Revenue from the drugs division was €4.15 billion, in line with analysts' expectations, while earnings of €1.42 billion were about 5% ahead of the consensus, driven by strong sales of prescription medicines including the recently launched stroke treatment Xarelto, which posted a 34% increase in sales, and eye treatment Eylea, up 26.5%.
Bayer in September raised expectations of stronger drug sales after upgrading annual average sales growth to 6% from the end of 2018 and claiming that peak revenue from six new drugs would top €10 billion, up from a previous forecast of €7.5 billion.
Bayer's crop sciences unit posted revenue of €2.06 billion, down just over 1% on the previous quarter and about 2% below the analyst consensus. The unit's Ebitda rose marginally to €318 million due to improved pricing and an €80 million boost from positive foreign exchange effects.

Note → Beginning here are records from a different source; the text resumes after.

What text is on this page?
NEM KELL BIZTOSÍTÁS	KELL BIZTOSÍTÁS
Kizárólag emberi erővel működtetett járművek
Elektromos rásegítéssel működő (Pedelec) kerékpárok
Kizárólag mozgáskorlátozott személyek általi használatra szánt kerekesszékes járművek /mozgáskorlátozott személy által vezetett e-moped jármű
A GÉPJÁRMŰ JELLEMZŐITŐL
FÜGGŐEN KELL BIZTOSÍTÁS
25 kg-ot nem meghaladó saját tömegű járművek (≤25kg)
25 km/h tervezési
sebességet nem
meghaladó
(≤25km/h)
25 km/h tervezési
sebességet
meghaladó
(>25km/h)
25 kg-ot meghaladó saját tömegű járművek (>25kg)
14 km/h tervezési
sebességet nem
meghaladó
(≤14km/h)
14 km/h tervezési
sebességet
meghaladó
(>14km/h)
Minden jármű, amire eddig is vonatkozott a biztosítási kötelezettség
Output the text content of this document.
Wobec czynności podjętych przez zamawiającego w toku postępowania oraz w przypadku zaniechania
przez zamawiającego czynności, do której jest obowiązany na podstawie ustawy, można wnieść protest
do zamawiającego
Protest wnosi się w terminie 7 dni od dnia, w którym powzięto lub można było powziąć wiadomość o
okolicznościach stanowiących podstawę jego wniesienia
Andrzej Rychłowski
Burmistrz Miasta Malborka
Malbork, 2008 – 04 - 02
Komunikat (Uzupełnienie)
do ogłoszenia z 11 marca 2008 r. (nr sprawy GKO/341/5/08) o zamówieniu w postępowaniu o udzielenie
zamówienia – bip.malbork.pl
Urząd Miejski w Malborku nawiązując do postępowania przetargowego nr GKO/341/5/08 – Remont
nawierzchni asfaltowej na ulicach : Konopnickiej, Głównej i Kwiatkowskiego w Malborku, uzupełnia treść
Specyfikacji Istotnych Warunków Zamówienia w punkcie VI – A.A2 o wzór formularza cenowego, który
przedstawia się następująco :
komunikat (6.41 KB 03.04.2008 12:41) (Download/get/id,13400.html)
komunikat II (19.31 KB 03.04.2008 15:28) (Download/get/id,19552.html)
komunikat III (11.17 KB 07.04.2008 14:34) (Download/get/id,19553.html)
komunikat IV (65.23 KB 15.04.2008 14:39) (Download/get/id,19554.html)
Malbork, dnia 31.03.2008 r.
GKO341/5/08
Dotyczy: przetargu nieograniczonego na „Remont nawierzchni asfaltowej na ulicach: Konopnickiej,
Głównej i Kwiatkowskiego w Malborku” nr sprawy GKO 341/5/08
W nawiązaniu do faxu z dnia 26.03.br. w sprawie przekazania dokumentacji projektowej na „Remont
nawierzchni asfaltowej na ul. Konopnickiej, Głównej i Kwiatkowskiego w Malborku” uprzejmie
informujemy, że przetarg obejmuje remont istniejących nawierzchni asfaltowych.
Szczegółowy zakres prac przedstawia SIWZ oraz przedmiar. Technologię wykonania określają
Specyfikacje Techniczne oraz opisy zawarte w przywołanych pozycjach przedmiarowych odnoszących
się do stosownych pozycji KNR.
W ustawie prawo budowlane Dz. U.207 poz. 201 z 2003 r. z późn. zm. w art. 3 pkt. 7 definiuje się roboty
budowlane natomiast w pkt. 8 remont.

Crop science will likely become Bayer's biggest business following the acquisition of Monsanto, which is due to complete next year. The unit's flat performance won't ease concerns that Bayer is expanding into a struggling sector, using cash that might have been better spent growing the more profitable drugs operations.
Bayer's outlook for the two operations offered little evidence to change that view. "In light of the persistently weak market environment, Bayer continues to expect Crop Science sales to be on the prior-year level...equivalent to reported sales of about €10 billion," the company said. "Bayer continues to expect a low-single-digit percentage decrease in EBITDA before special items for this division."
Bayer said it will lodge applications for the Monsanto takeover with U.S. regulators before the end of the year and during the first quarter of next year in Europe. Bayer is offering $128 per Monsanto share, a 26% premium to Monsanto's Tuesday closing price of $101.40, reflecting investor skepticism that the deal will make it through an antitrust review.